Firstly, from a contractor’s perspective, it should make little difference as the position is just as confusing as it was before Pimlico. Having said that the Court highlighted the enormous difficulties that exist in assessing ‘employment’ under English law, so emphasising the confusion.
With different meanings under different pieces of legislation, someone can be employed for one purpose, purpose (a), and not employed for another, purpose (b), yet find arguments that work for purpose (a) being levied to support arguments relevant to purpose (b). Thus, arguments that a hirer is not ‘a client or customer’ of a contractor business as discussed in Pimlico could be used to support the proposition that the hirer is a deemed employer for IR35 purposes.

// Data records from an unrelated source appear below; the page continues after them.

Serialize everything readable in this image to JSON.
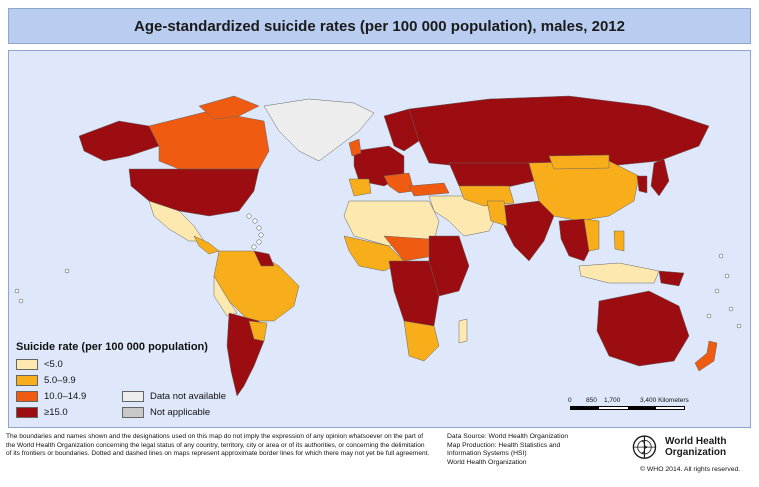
{
  "title": "Age-standardized suicide rates (per 100 000 population), males, 2012",
  "legend": {
    "title": "Suicide rate (per 100 000 population)",
    "classes": [
      {
        "label": "<5.0",
        "color": "#fde8b0"
      },
      {
        "label": "5.0–9.9",
        "color": "#f8ad1a"
      },
      {
        "label": "10.0–14.9",
        "color": "#ef5b11"
      },
      {
        "label": "≥15.0",
        "color": "#9b0d11"
      }
    ],
    "special": [
      {
        "label": "Data not available",
        "color": "#ededed"
      },
      {
        "label": "Not applicable",
        "color": "#c8c8c8"
      }
    ]
  },
  "scale": {
    "ticks": [
      "0",
      "850",
      "1,700",
      "3,400 Kilometers"
    ]
  },
  "disclaimer": "The boundaries and names shown and the designations used on this map do not imply the expression of any opinion whatsoever on the part of the World Health Organization concerning the legal status of any country, territory, city or area or of its authorities, or concerning the delimitation of its frontiers or boundaries. Dotted and dashed lines on maps represent approximate border lines for which there may not yet be full agreement.",
  "source": {
    "line1": "Data Source: World Health Organization",
    "line2": "Map Production: Health Statistics and",
    "line3": "Information Systems (HSI)",
    "line4": "World Health Organization"
  },
  "who": {
    "name_line1": "World Health",
    "name_line2": "Organization",
    "copyright": "© WHO 2014. All rights reserved."
  },
  "colors": {
    "ocean": "#dfe8fb",
    "border": "#8ea6cc"
  }
}
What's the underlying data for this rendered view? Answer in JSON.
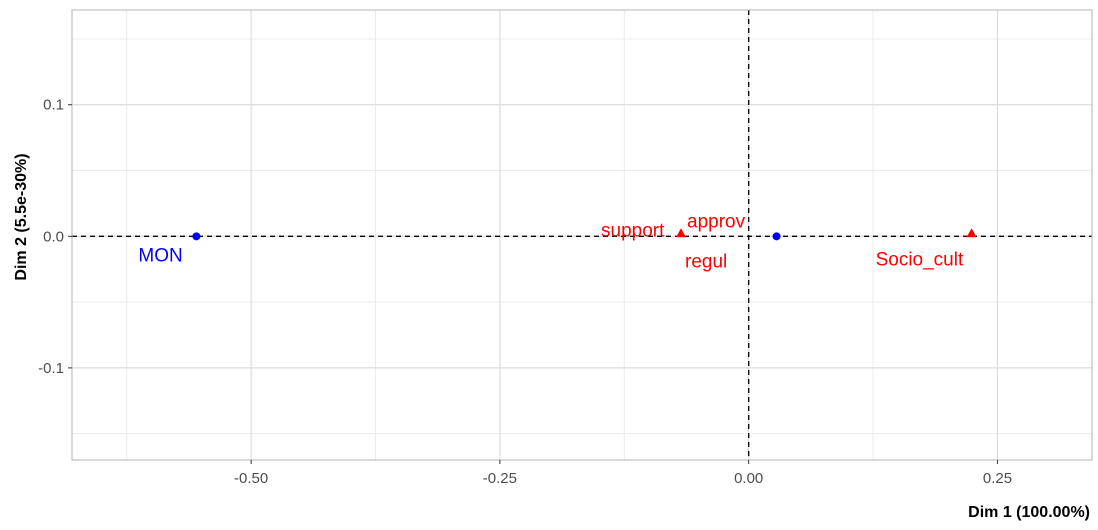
{
  "chart_data": {
    "type": "scatter",
    "title": "",
    "xlabel": "Dim 1 (100.00%)",
    "ylabel": "Dim 2 (5.5e-30%)",
    "xlim": [
      -0.68,
      0.345
    ],
    "ylim": [
      -0.17,
      0.172
    ],
    "x_ticks": [
      -0.5,
      -0.25,
      0.0,
      0.25
    ],
    "x_tick_labels": [
      "-0.50",
      "-0.25",
      "0.00",
      "0.25"
    ],
    "y_ticks": [
      -0.1,
      0.0,
      0.1
    ],
    "y_tick_labels": [
      "-0.1",
      "0.0",
      "0.1"
    ],
    "grid": true,
    "reference_lines": {
      "x": 0,
      "y": 0,
      "style": "dashed"
    },
    "series": [
      {
        "marker": "circle",
        "color": "#0000FF",
        "points": [
          {
            "x": -0.555,
            "y": 0.0,
            "label": "MON"
          },
          {
            "x": 0.028,
            "y": 0.0,
            "label": ""
          }
        ]
      },
      {
        "marker": "triangle",
        "color": "#FF0000",
        "points": [
          {
            "x": -0.068,
            "y": 0.002,
            "label": "support"
          },
          {
            "x": -0.068,
            "y": 0.002,
            "label": "approv"
          },
          {
            "x": -0.068,
            "y": 0.002,
            "label": "regul"
          },
          {
            "x": 0.224,
            "y": 0.002,
            "label": "Socio_cult"
          }
        ]
      }
    ]
  }
}
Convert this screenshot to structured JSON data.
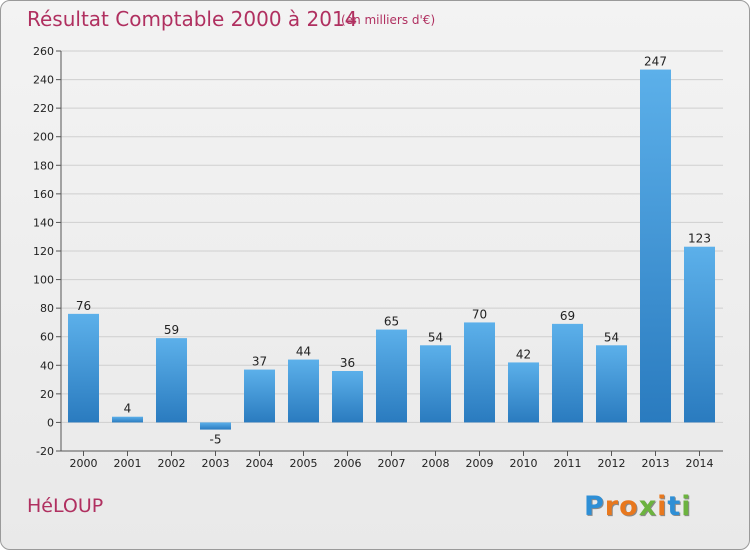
{
  "title": "Résultat Comptable 2000 à 2014",
  "unit": "(en milliers d'€)",
  "place": "HéLOUP",
  "logo": {
    "letters": [
      "P",
      "r",
      "o",
      "x",
      "i",
      "t",
      "i"
    ],
    "colors": [
      "#2e8fd6",
      "#e8781e",
      "#e8781e",
      "#6cb33f",
      "#e8781e",
      "#2e8fd6",
      "#6cb33f"
    ]
  },
  "colors": {
    "title": "#b03060",
    "bar_light": "#5cb0ea",
    "bar_dark": "#2a7bbf",
    "grid": "#cfcfcf"
  },
  "chart_data": {
    "type": "bar",
    "categories": [
      "2000",
      "2001",
      "2002",
      "2003",
      "2004",
      "2005",
      "2006",
      "2007",
      "2008",
      "2009",
      "2010",
      "2011",
      "2012",
      "2013",
      "2014"
    ],
    "values": [
      76,
      4,
      59,
      -5,
      37,
      44,
      36,
      65,
      54,
      70,
      42,
      69,
      54,
      247,
      123
    ],
    "ylim": [
      -20,
      260
    ],
    "yticks": [
      -20,
      0,
      20,
      40,
      60,
      80,
      100,
      120,
      140,
      160,
      180,
      200,
      220,
      240,
      260
    ],
    "grid": true
  }
}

Yet there is no law that says that if the hirer is not a client or customer of a business the individual representing the business must be an employee of that hirer.
Accordingly as things stand the uncertainties that currently exist in assessing IR35 status will continue, but outcomes are likely to be affected by the new government proposal to extend the off payroll public sector rules (IR35). If implemented, contractors may find that the way they pay tax is taken out of their hands, as the proposal is that the hirers and agencies should be liable for employment taxes on the contract rate unless the contracted work arrangement is actually outside IR35 as decided by the hirer and/or agency.
How they decide is to be assisted by the online tool CEST, an HMRC creation that seeks to assess status, and which has come under continuous criticism since its launch last year. There is little doubt that this tool is flawed, not the least that it purports to assess status on facts that cannot be known at the time it is used, namely before the assignment starts, and without any assessment of the contracts in play. When advising the Association of Recruitment Consultancies (ARC) in its challenge to CEST and the public sector off payroll rules in 2017 we pointed to this and the fact that outsourcing decisions to a piece of software (HMRC claims that CEST uses artificial intelligence) is potentially unlawful.
As liability will fall to the payer of the contractor, contract supply agencies are in for a shock if not prepared in terms of process for assessing IR35 status, suitable administration, and readiness to negotiate new pricing with both hirers and contractors each of whom may be seeking a different result. Hirers that could be exposed to liability will as always pass the risk to the agencies, and contractors will want to be paid gross as before. Mayhem may well follow.